Put the flour on a surface forming a fountain and knead it with eggs, water, sugar and melted pork lard. Split the dough in 6 pancakes and spread them in very thin sheets. Overlap the 6 sheets one on top of the other one greasing each layer with pork lard. Roll everything up to form cylinders with a diameter of about 6-7 cm.
Store the pastry rolls in the fridge for a few hours. Then cut the cylinders into disks of a thickness of 1 cm using a hot knife. Turn the disk upside down and press the edges using a rolling pin. Place a spoonful of inside in the center of the discs and cover it like a raviolo. Crush the edges gently to prevent the inside to come out and bake in a preheated oven at 180 ° C for about 15 minutes.
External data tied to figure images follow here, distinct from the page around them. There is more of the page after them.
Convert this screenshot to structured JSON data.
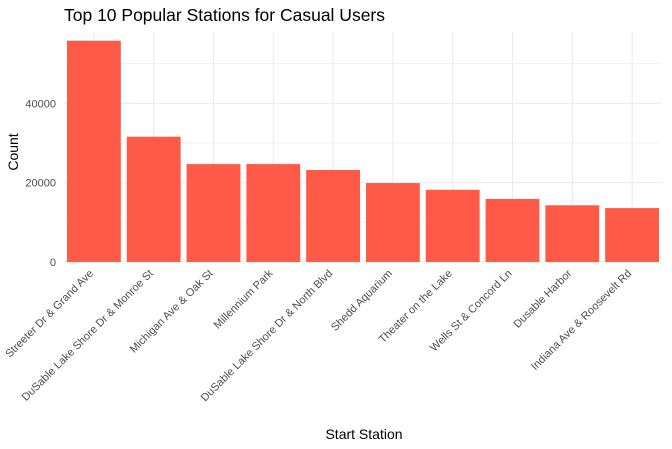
{
  "chart_data": {
    "type": "bar",
    "title": "Top 10 Popular Stations for Casual Users",
    "xlabel": "Start Station",
    "ylabel": "Count",
    "categories": [
      "Streeter Dr & Grand Ave",
      "DuSable Lake Shore Dr & Monroe St",
      "Michigan Ave & Oak St",
      "Millennium Park",
      "DuSable Lake Shore Dr & North Blvd",
      "Shedd Aquarium",
      "Theater on the Lake",
      "Wells St & Concord Ln",
      "Dusable Harbor",
      "Indiana Ave & Roosevelt Rd"
    ],
    "values": [
      55800,
      31600,
      24700,
      24700,
      23200,
      19900,
      18200,
      15900,
      14300,
      13600
    ],
    "ylim": [
      0,
      58000
    ],
    "yticks": [
      0,
      20000,
      40000
    ],
    "ytick_labels": [
      "0",
      "20000",
      "40000"
    ],
    "grid": true,
    "legend": "none",
    "bar_color": "#FF5A47",
    "grid_color": "#EBEBEB"
  }
}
Ingredients for about 30 pieces
For the dough: 6 eggs (remove 3 egg whites and  replaced them with the same amount of water), 6 teaspoons of pork lard, another 300 gr. of lard, 300-400 gr. of flour, 2 tablespoons of sugar.

For the inside: 500 gr. about mixed jam of grapes, black cherry, apples (possibly homemade), 150 gr. of chopped dark chocolate, 150 gr. of toasted and chopped almonds, 100 gr. of chopped cedar, half a glass of rum or cognac.